What is necessary is to combine the social and the criminal-legal effort in
attacking aspects of the problem that society can agree upon. Casting drugs
dealers in that rôle is to miss the point that the market is demand
driven. Criminalising the supply of drugs means that the controls that could
help in attacking these aspects are not in place. The promise of fat profits
tempts dealers to push their wares towards vulnerable groups, such as children,
addicts and the mentally ill whom, within an open supply chain, it would be
easier to protect.
The success of drugs policy, like that of any policy aimed at social improvement,
depends on what can be bought with the money in the pot. Preceding that question
(although often ignored) is a decision about what the policy wishes to buy.
That, in turn, involves stripping the perceived problem down to its component
bits and asking society which bits it really wants to change and which bits
it can live with.

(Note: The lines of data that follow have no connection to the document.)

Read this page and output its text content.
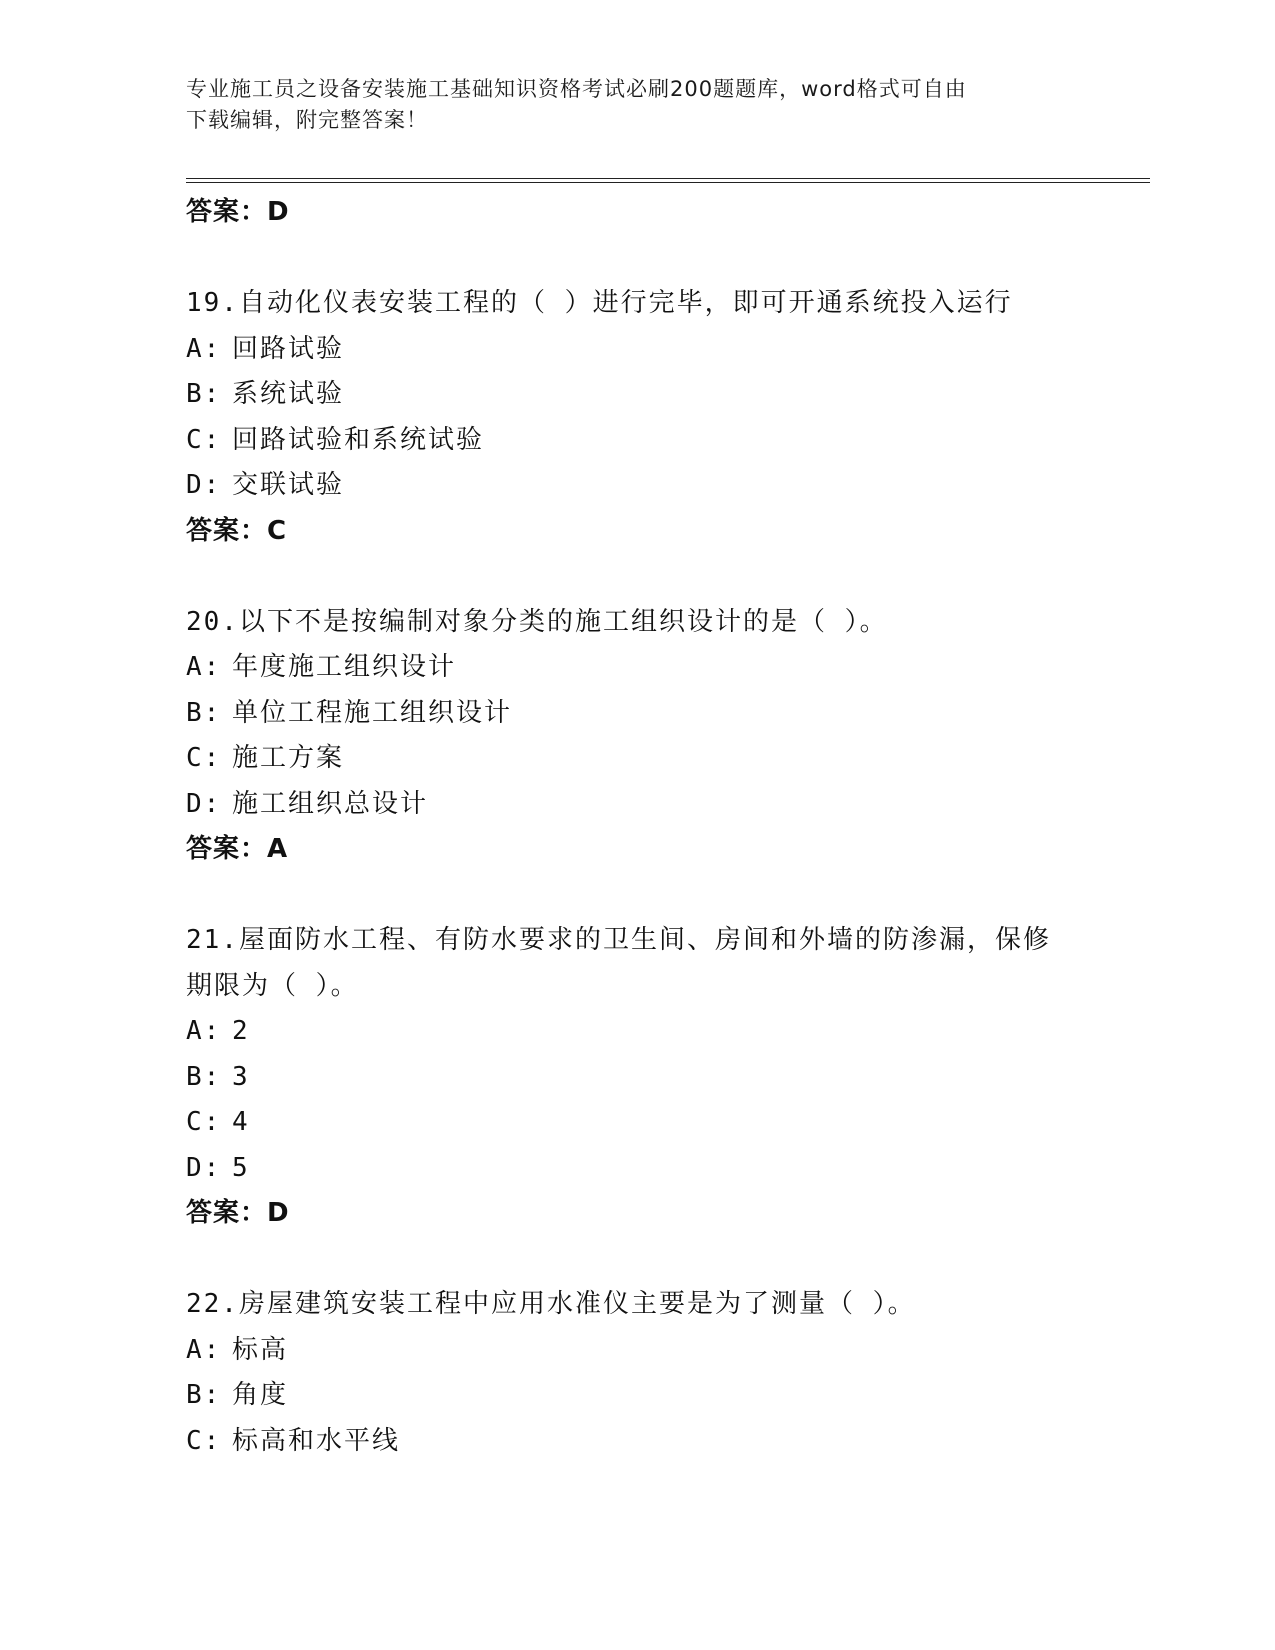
专业施工员之设备安装施工基础知识资格考试必刷200题题库，word格式可自由
下载编辑，附完整答案！
答案：D
19.自动化仪表安装工程的（ ）进行完毕，即可开通系统投入运行
A: 回路试验
B: 系统试验
C: 回路试验和系统试验
D: 交联试验
答案：C
20.以下不是按编制对象分类的施工组织设计的是（ ）。
A: 年度施工组织设计
B: 单位工程施工组织设计
C: 施工方案
D: 施工组织总设计
答案：A
21.屋面防水工程、有防水要求的卫生间、房间和外墙的防渗漏，保修
期限为（ ）。
A: 2
B: 3
C: 4
D: 5
答案：D
22.房屋建筑安装工程中应用水准仪主要是为了测量（ ）。
A: 标高
B: 角度
C: 标高和水平线
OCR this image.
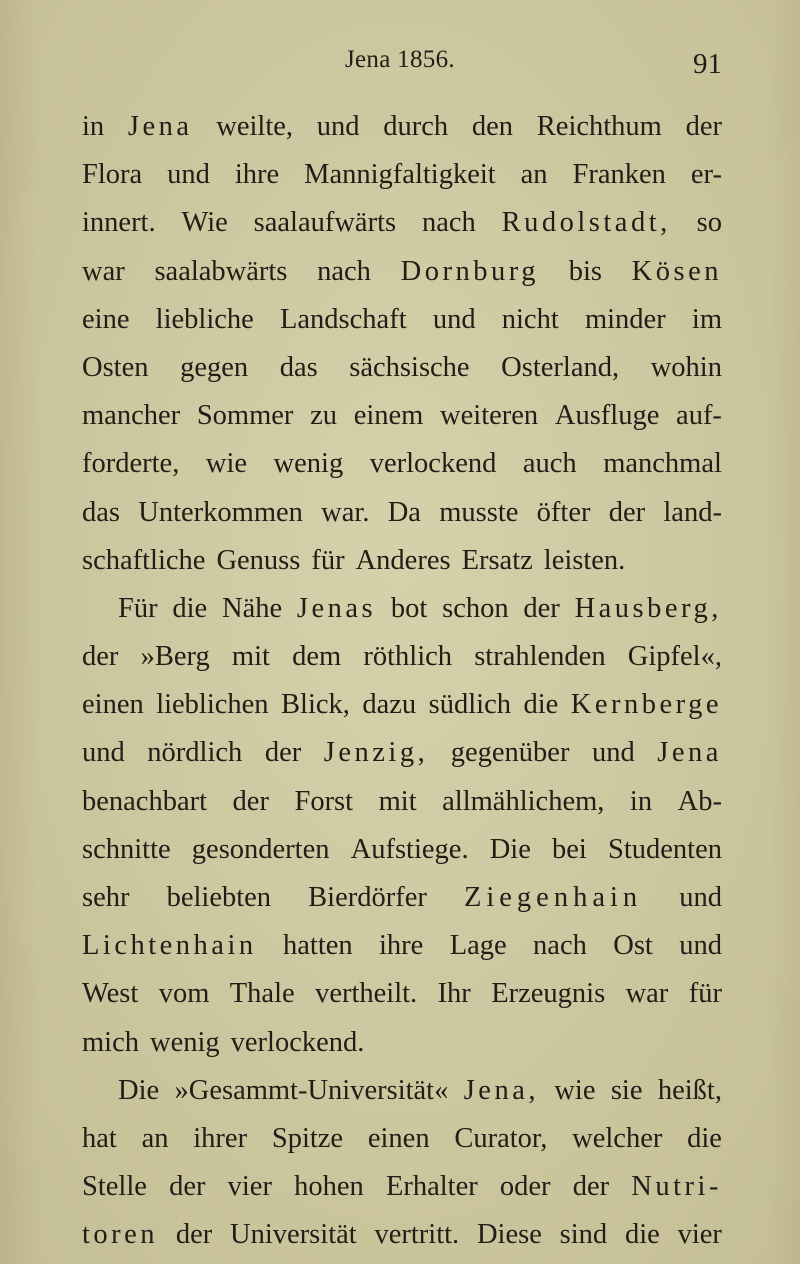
Jena 1856.	91
in Jena weilte, und durch den Reichthum der
Flora und ihre Mannigfaltigkeit an Franken er-
innert. Wie saalaufwärts nach Rudolstadt, so
war saalabwärts nach Dornburg bis Kösen
eine liebliche Landschaft und nicht minder im
Osten gegen das sächsische Osterland, wohin
mancher Sommer zu einem weiteren Ausfluge auf-
forderte, wie wenig verlockend auch manchmal
das Unterkommen war. Da musste öfter der land-
schaftliche Genuss für Anderes Ersatz leisten.
Für die Nähe Jenas bot schon der Hausberg,
der »Berg mit dem röthlich strahlenden Gipfel«,
einen lieblichen Blick, dazu südlich die Kernberge
und nördlich der Jenzig, gegenüber und Jena
benachbart der Forst mit allmählichem, in Ab-
schnitte gesonderten Aufstiege. Die bei Studenten
sehr beliebten Bierdörfer Ziegenhain und
Lichtenhain hatten ihre Lage nach Ost und
West vom Thale vertheilt. Ihr Erzeugnis war für
mich wenig verlockend.
Die »Gesammt-Universität« Jena, wie sie heißt,
hat an ihrer Spitze einen Curator, welcher die
Stelle der vier hohen Erhalter oder der Nutri-
toren der Universität vertritt. Diese sind die vier
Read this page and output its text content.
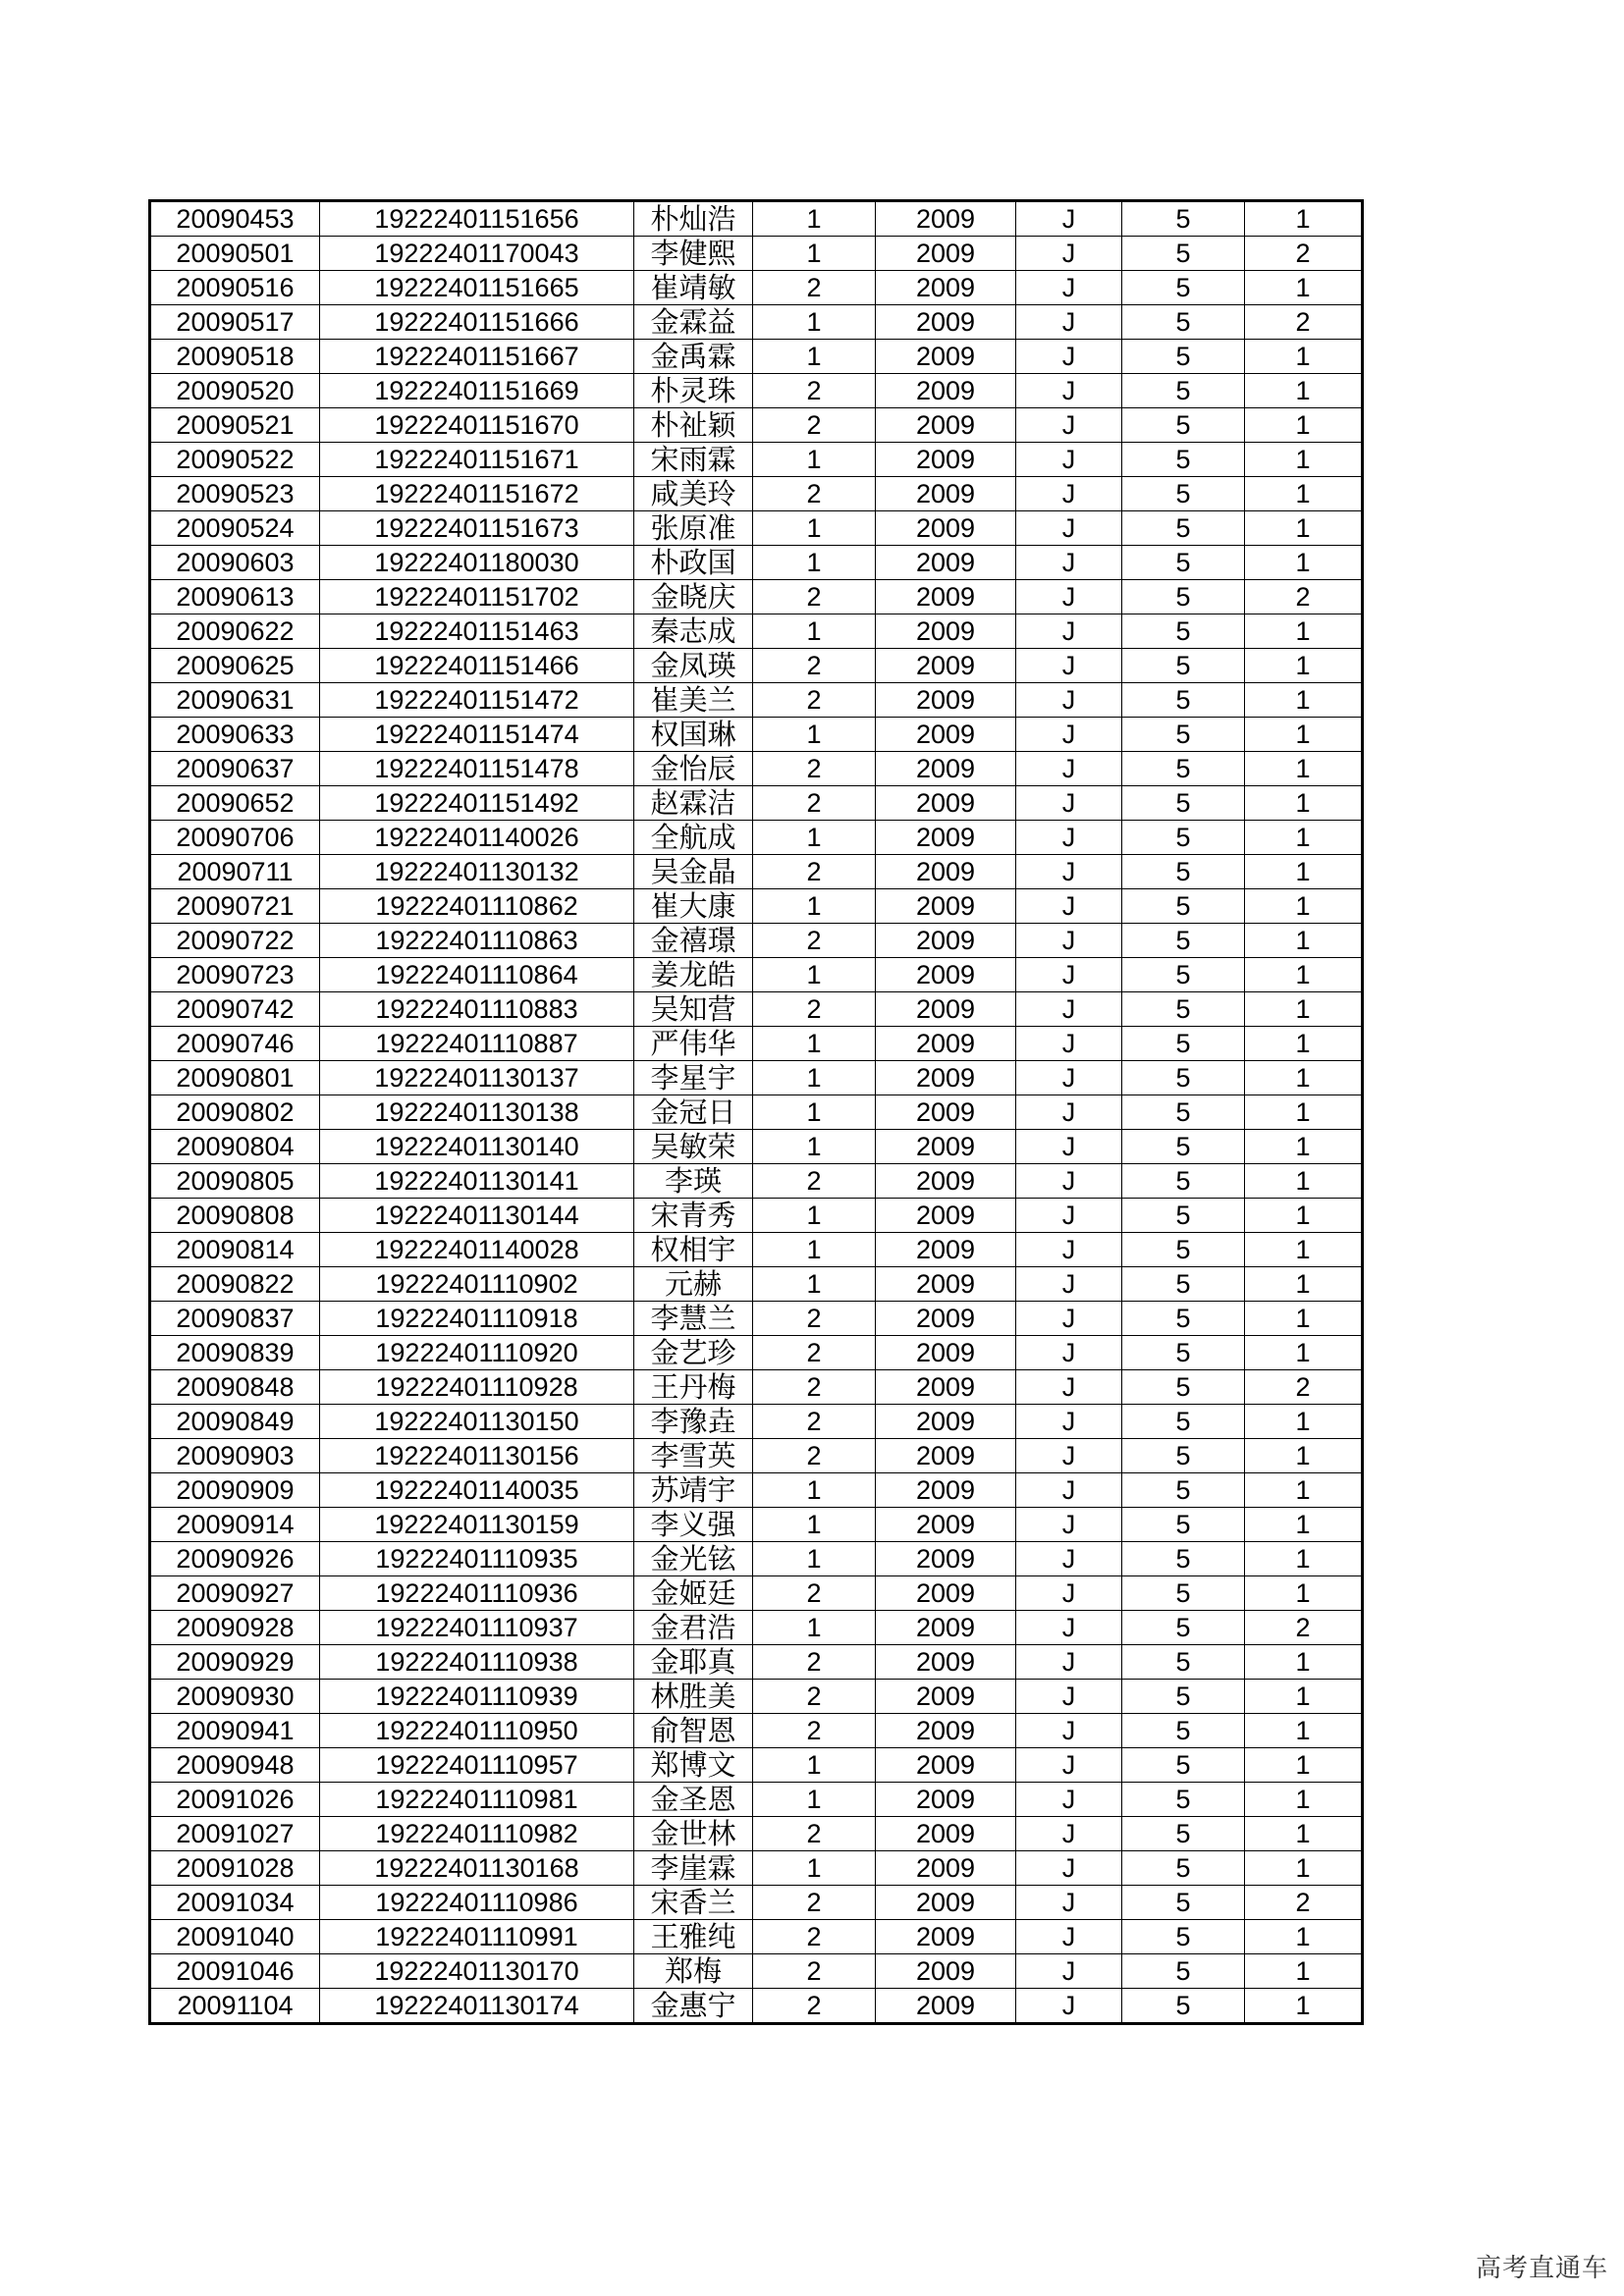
20090453	19222401151656	朴灿浩	1	2009	J	5	1
20090501	19222401170043	李健熙	1	2009	J	5	2
20090516	19222401151665	崔靖敏	2	2009	J	5	1
20090517	19222401151666	金霖益	1	2009	J	5	2
20090518	19222401151667	金禹霖	1	2009	J	5	1
20090520	19222401151669	朴灵珠	2	2009	J	5	1
20090521	19222401151670	朴祉颖	2	2009	J	5	1
20090522	19222401151671	宋雨霖	1	2009	J	5	1
20090523	19222401151672	咸美玲	2	2009	J	5	1
20090524	19222401151673	张原准	1	2009	J	5	1
20090603	19222401180030	朴政国	1	2009	J	5	1
20090613	19222401151702	金晓庆	2	2009	J	5	2
20090622	19222401151463	秦志成	1	2009	J	5	1
20090625	19222401151466	金凤瑛	2	2009	J	5	1
20090631	19222401151472	崔美兰	2	2009	J	5	1
20090633	19222401151474	权国琳	1	2009	J	5	1
20090637	19222401151478	金怡辰	2	2009	J	5	1
20090652	19222401151492	赵霖洁	2	2009	J	5	1
20090706	19222401140026	全航成	1	2009	J	5	1
20090711	19222401130132	吴金晶	2	2009	J	5	1
20090721	19222401110862	崔大康	1	2009	J	5	1
20090722	19222401110863	金禧璟	2	2009	J	5	1
20090723	19222401110864	姜龙皓	1	2009	J	5	1
20090742	19222401110883	吴知营	2	2009	J	5	1
20090746	19222401110887	严伟华	1	2009	J	5	1
20090801	19222401130137	李星宇	1	2009	J	5	1
20090802	19222401130138	金冠日	1	2009	J	5	1
20090804	19222401130140	吴敏荣	1	2009	J	5	1
20090805	19222401130141	李瑛	2	2009	J	5	1
20090808	19222401130144	宋青秀	1	2009	J	5	1
20090814	19222401140028	权相宇	1	2009	J	5	1
20090822	19222401110902	元赫	1	2009	J	5	1
20090837	19222401110918	李慧兰	2	2009	J	5	1
20090839	19222401110920	金艺珍	2	2009	J	5	1
20090848	19222401110928	王丹梅	2	2009	J	5	2
20090849	19222401130150	李豫垚	2	2009	J	5	1
20090903	19222401130156	李雪英	2	2009	J	5	1
20090909	19222401140035	苏靖宇	1	2009	J	5	1
20090914	19222401130159	李义强	1	2009	J	5	1
20090926	19222401110935	金光铉	1	2009	J	5	1
20090927	19222401110936	金姬廷	2	2009	J	5	1
20090928	19222401110937	金君浩	1	2009	J	5	2
20090929	19222401110938	金耶真	2	2009	J	5	1
20090930	19222401110939	林胜美	2	2009	J	5	1
20090941	19222401110950	俞智恩	2	2009	J	5	1
20090948	19222401110957	郑博文	1	2009	J	5	1
20091026	19222401110981	金圣恩	1	2009	J	5	1
20091027	19222401110982	金世林	2	2009	J	5	1
20091028	19222401130168	李崖霖	1	2009	J	5	1
20091034	19222401110986	宋香兰	2	2009	J	5	2
20091040	19222401110991	王雅纯	2	2009	J	5	1
20091046	19222401130170	郑梅	2	2009	J	5	1
20091104	19222401130174	金惠宁	2	2009	J	5	1
高考直通车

That exercise needs doing, but in the meantime there is
no harm in speculating that the biggest specific concerns people have about
drugs are (a) the risk to their children from exposure to drugs and (b) the
risk to themselves and their property of drugs-related crime. De-criminalisation
and a controlled, open supply chain would address both of these, while freeing
up a wad of cash for programmes of effective social intervention.